HiTS Research Summary
Improving treatment options for patients with serious diseases such as cancer and neurodegeneration is critically dependent on stratifying disease based on molecular mechanisms. This is challenging because many diseases - as classically defined - have a variety of causes, each of which requires a different “precision” medicine approach. In the last two decades, genomics has provided the bulk of the data used for disease stratification but its strengths and limitations are becoming increasingly clear. Future discoveries will require integrating genomics with rigorous quantitative analysis of the many other types of data – images for example – that are currently subjected only to human interpretation. HiTS is dedicated to combining sophisticated measurement methods with machine learning and artificial intelligence to greatly accelerate pre-clinical and translational drug discovery. We are also actively studying the design and interpretation of clinical trials with the goal of reducing the high rate of late stage failure.
HiTS specializes in projects that span biomedicine, engineering, and computer science and engage faculty, students and fellows with a range of skills, typically from multiple institutions. We also prioritize the development and maintenance of new software and the invention of fundamentally new approaches to pre-clinical and clinical pharmacology. Individual projects focus on diseases including drug resistant cancers, infectious disease, neurodegenerative disease and chronic pain and a wide range of drug types from small molecules to modified peptides, antibodies and cells. At the same time, most projects have strong basic science components rooted in better understanding of cellular networks and homeostatic mechanisms. Key projects include the following:
Areas of Research
Identifying the Determinants of Sensitivity and Resistance to Small Molecule Kinase Inhibitors
Kinase inhibitors are an intensively studied class of therapeutics with many remaining unknowns – LSP investigators use them to develop new approaches for identifying targets and to study the factors determining drug resistance and sensitivity.
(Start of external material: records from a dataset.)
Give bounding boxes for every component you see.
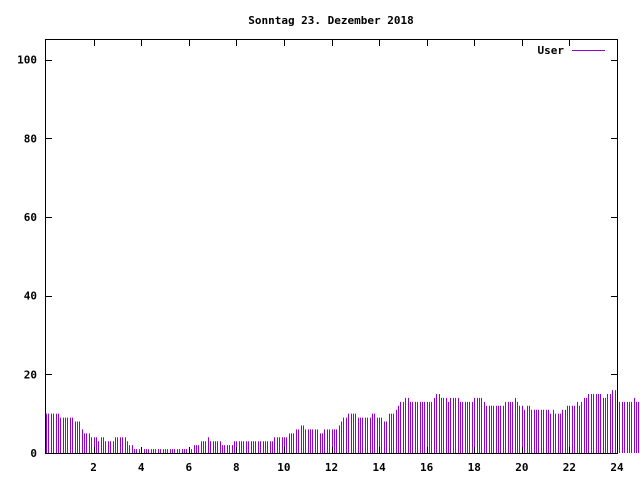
y-tick-label: 80 bbox=[24, 132, 37, 145]
x-tick-label: 24 bbox=[610, 461, 624, 474]
x-tick-label: 18 bbox=[468, 461, 481, 474]
x-tick-label: 10 bbox=[277, 461, 290, 474]
x-tick-label: 20 bbox=[515, 461, 528, 474]
chart-title: Sonntag 23. Dezember 2018 bbox=[248, 14, 414, 27]
y-tick-label: 40 bbox=[24, 290, 37, 303]
x-tick-label: 6 bbox=[185, 461, 192, 474]
x-tick-label: 22 bbox=[563, 461, 576, 474]
plot-frame bbox=[45, 39, 618, 454]
x-tick-label: 2 bbox=[90, 461, 97, 474]
y-tick-label: 100 bbox=[17, 54, 37, 67]
user-series-bars bbox=[46, 390, 639, 453]
x-tick-label: 4 bbox=[138, 461, 145, 474]
x-tick-label: 12 bbox=[325, 461, 338, 474]
legend: User bbox=[538, 44, 605, 57]
y-tick-label: 60 bbox=[24, 211, 37, 224]
x-tick-label: 8 bbox=[233, 461, 240, 474]
legend-label-user: User bbox=[538, 44, 565, 57]
x-tick-label: 16 bbox=[420, 461, 434, 474]
y-axis-tick-labels: 0 20 40 60 80 100 bbox=[17, 54, 37, 460]
y-tick-label: 0 bbox=[30, 447, 37, 460]
y-tick-label: 20 bbox=[24, 368, 37, 381]
x-axis-tick-labels: 2 4 6 8 10 12 14 16 18 20 22 24 bbox=[90, 461, 624, 474]
x-tick-label: 14 bbox=[372, 461, 386, 474]
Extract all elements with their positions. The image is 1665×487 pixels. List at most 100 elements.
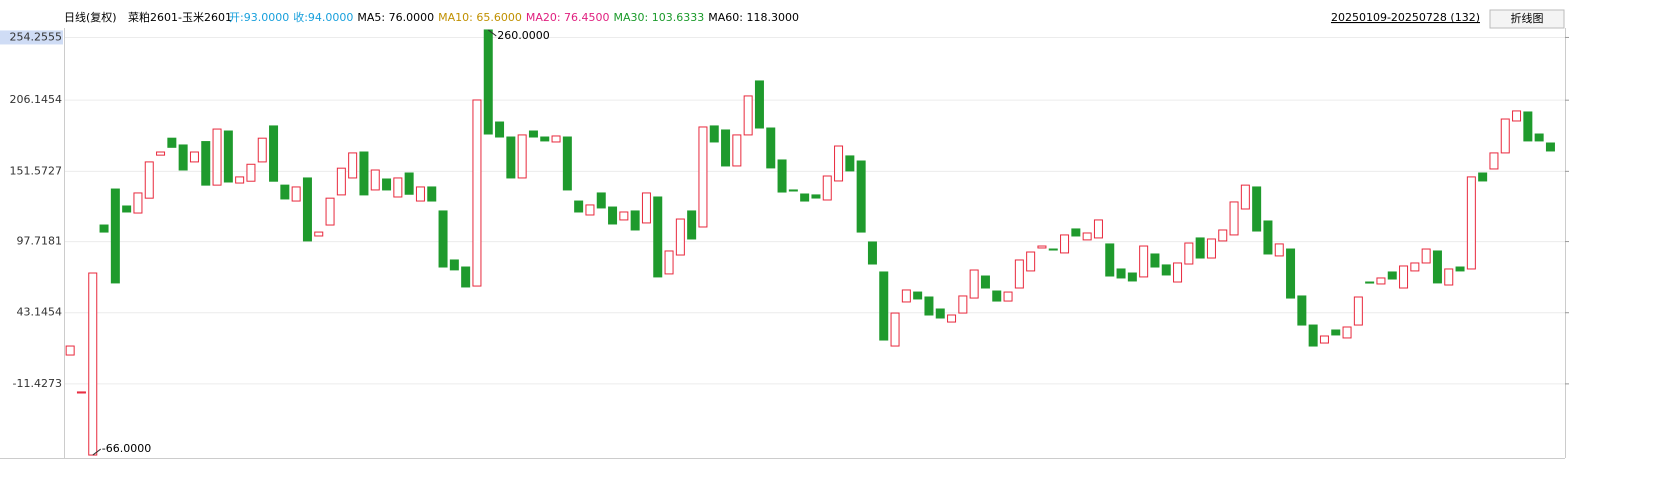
- candle-down: [811, 194, 821, 199]
- candle-up: [257, 137, 267, 163]
- candle-up: [1003, 291, 1013, 302]
- candle-down: [1127, 272, 1137, 282]
- candle-up: [1500, 118, 1510, 154]
- candle-up: [890, 312, 900, 347]
- candle-down: [1478, 172, 1488, 182]
- candle-down: [709, 125, 719, 143]
- candle-up: [65, 345, 75, 356]
- candle-up: [1342, 326, 1352, 339]
- line-chart-button-label[interactable]: 折线图: [1511, 11, 1544, 25]
- candle-down: [427, 186, 437, 202]
- candle-down: [495, 121, 505, 138]
- candle-down: [1308, 324, 1318, 347]
- candle-up: [336, 167, 346, 196]
- line-chart-button[interactable]: [1489, 9, 1565, 29]
- annotation-label: 260.0000: [497, 29, 550, 42]
- candle-down: [1116, 268, 1126, 279]
- candle-up: [1173, 262, 1183, 283]
- y-tick-label: 97.7181: [17, 235, 63, 248]
- candle-down: [167, 137, 177, 148]
- candle-down: [1297, 295, 1307, 326]
- candle-down: [1545, 142, 1555, 152]
- candle-up: [325, 197, 335, 226]
- candle-up: [393, 177, 403, 198]
- candle-down: [913, 291, 923, 300]
- candle-up: [133, 192, 143, 214]
- candle-up: [1026, 251, 1036, 272]
- candle-down: [630, 210, 640, 231]
- candle-down: [1523, 111, 1533, 142]
- chart-title: 日线(复权): [64, 10, 117, 24]
- candle-down: [1263, 220, 1273, 255]
- indicator: 开:93.0000: [229, 11, 289, 24]
- candle-down: [1105, 243, 1115, 277]
- crosshair-label-bg: [0, 30, 63, 45]
- indicator: MA5: 76.0000: [357, 11, 434, 24]
- candle-down: [528, 130, 538, 138]
- candle-down: [404, 172, 414, 195]
- candle-down: [608, 206, 618, 225]
- candle-up: [958, 295, 968, 314]
- indicator: MA10: 65.6000: [438, 11, 522, 24]
- candle-up: [1229, 201, 1239, 236]
- candle-up: [314, 231, 324, 237]
- candle-up: [743, 95, 753, 136]
- candle-up: [1240, 184, 1250, 210]
- candle-down: [122, 205, 132, 213]
- candle-down: [924, 296, 934, 316]
- indicator: MA20: 76.4500: [526, 11, 610, 24]
- candle-up: [1399, 265, 1409, 289]
- annotation-pointer: [487, 29, 497, 37]
- candle-down: [483, 29, 493, 135]
- candle-down: [1252, 186, 1262, 232]
- candle-up: [1353, 296, 1363, 326]
- candle-up: [732, 134, 742, 167]
- candle-up: [1274, 243, 1284, 257]
- candle-down: [178, 144, 188, 171]
- candle-up: [551, 135, 561, 143]
- candle-up: [1376, 277, 1386, 285]
- candle-up: [1218, 229, 1228, 242]
- candle-up: [585, 204, 595, 216]
- candle-down: [574, 200, 584, 213]
- candle-up: [1184, 242, 1194, 265]
- indicator: 收:94.0000: [293, 10, 353, 24]
- candle-up: [1060, 234, 1070, 254]
- candle-down: [110, 188, 120, 284]
- candle-up: [901, 289, 911, 303]
- candle-down: [382, 178, 392, 191]
- candle-up: [517, 134, 527, 179]
- candle-up: [189, 151, 199, 163]
- candle-up: [1319, 335, 1329, 344]
- candle-down: [99, 224, 109, 233]
- candle-down: [1071, 228, 1081, 237]
- candle-down: [1150, 253, 1160, 268]
- candle-up: [212, 128, 222, 186]
- candle-up: [156, 151, 166, 156]
- candle-up: [76, 391, 86, 394]
- candle-down: [449, 259, 459, 271]
- candle-up: [144, 161, 154, 199]
- candle-down: [1534, 133, 1544, 142]
- y-tick-label: 206.1454: [10, 93, 63, 106]
- candle-up: [1512, 110, 1522, 122]
- candle-up: [947, 314, 957, 323]
- candle-down: [1387, 271, 1397, 280]
- candle-down: [540, 136, 550, 142]
- candle-down: [438, 210, 448, 268]
- candle-up: [235, 176, 245, 184]
- y-tick-label: 151.5727: [10, 164, 63, 177]
- candle-up: [1466, 176, 1476, 270]
- candle-up: [1489, 152, 1499, 170]
- candle-up: [1139, 245, 1149, 278]
- date-range: 20250109-20250728 (132): [1331, 11, 1480, 24]
- candle-down: [992, 290, 1002, 302]
- candle-down: [359, 151, 369, 196]
- candle-down: [506, 136, 516, 179]
- candle-up: [822, 175, 832, 201]
- candle-down: [1432, 250, 1442, 284]
- candle-down: [1048, 248, 1058, 251]
- candle-down: [201, 141, 211, 186]
- candle-down: [867, 241, 877, 265]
Using Deep Learning to Model Drug-Target Engagement
LSP investigators are contributing to and benefiting from the rapid advances in deep learning that are revolutionizing data analysis, protein structure prediction, and our ability to invent new drugs.
Developing next generation diagnostics and immunoprofiling methods using digital pathology and AI
The LSP has developed new highly multiplexed imaging methods and computational tools that enable deep molecular interrogation of tumor-immune interactions and the development of next-generation diagnostics for precision cancer care.
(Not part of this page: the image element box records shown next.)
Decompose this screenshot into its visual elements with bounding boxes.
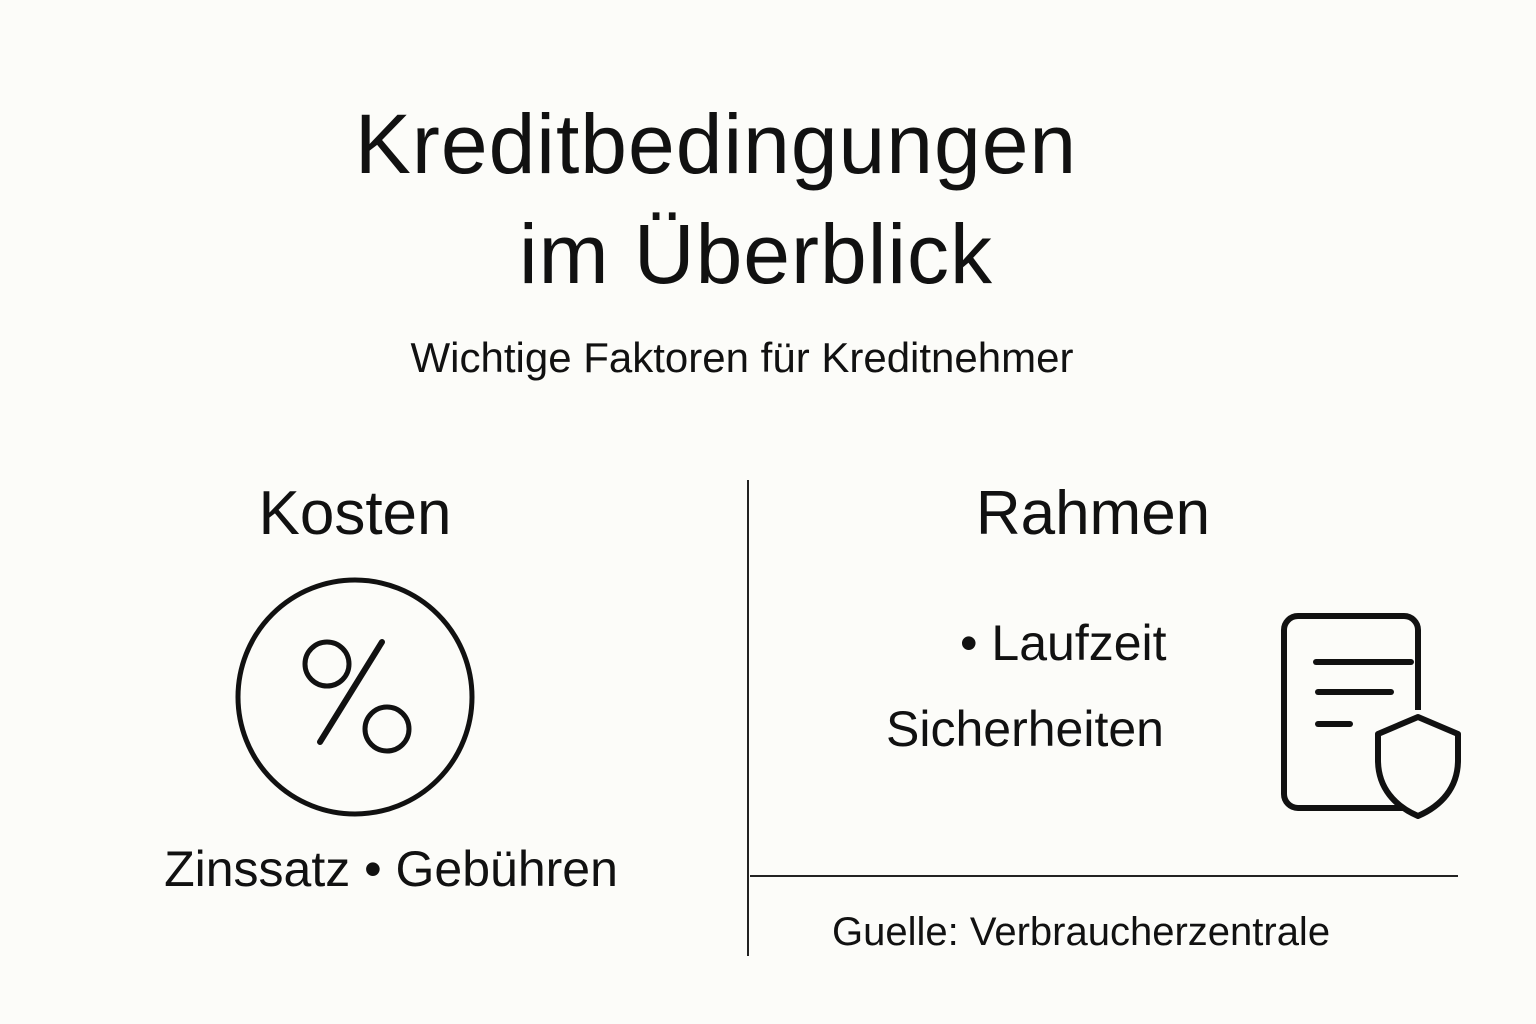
subtitle: Wichtige Faktoren für Kreditnehmer	[410, 334, 1074, 381]
vertical-divider	[747, 480, 749, 956]
laufzeit-item: • Laufzeit	[960, 615, 1167, 671]
document-shield-icon	[1281, 613, 1461, 819]
title-line-2: im Überblick	[518, 207, 994, 301]
kosten-items: Zinssatz • Gebühren	[164, 841, 618, 897]
title-line-1: Kreditbedingungen	[354, 97, 1078, 191]
source-note: Guelle: Verbraucherzentrale	[832, 910, 1331, 954]
sicherheiten-item: Sicherheiten	[886, 701, 1164, 757]
kosten-heading: Kosten	[258, 479, 452, 548]
horizontal-divider	[750, 875, 1458, 877]
percent-circle-icon	[235, 577, 475, 817]
rahmen-heading: Rahmen	[975, 479, 1211, 548]
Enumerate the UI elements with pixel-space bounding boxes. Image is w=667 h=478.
Repurposing Drugs to Treat Alzheimer’s Disease
LSP investigators working with the Massachusetts Alzheimer's Disease Research Center at the MGH are developing new approaches to treat Alzheimer's Disease based on the hypothesis that the disease has multiple distinct etiologies, some involving degeneration-associated chronic inflammation.
Developing Cures for Tuberculosis
Through a close collaboration with Tufts Medical School, LSP scientists are using computational approaches, animal models, and deep profiling of TB granulomas to understand how mechanisms of combination therapy and improve treatment approaches.
Identifying New Non-Opioid Therapeutics for Pain
LSP investigators are developing novel non-opioid treatments for pain with greater long-term efficacy and lower potential for abuse using screens in iPSC-derived neurons, cheminformatics, and animal models.
Using Knowledge Assembly to Enable Network Biology
The LSP is developing new computing platforms and knowledge assembly systems to dramatically improve how we extract causal and mechanistic information from published literature.
Improving the Performance and Interpretation of Cancer Trials
The LSP is engaged in a wide-ranging project to understand the causes of success and failure in cancer clinical trials and develop improved computational methods for early-phase trials that can help predict trial success.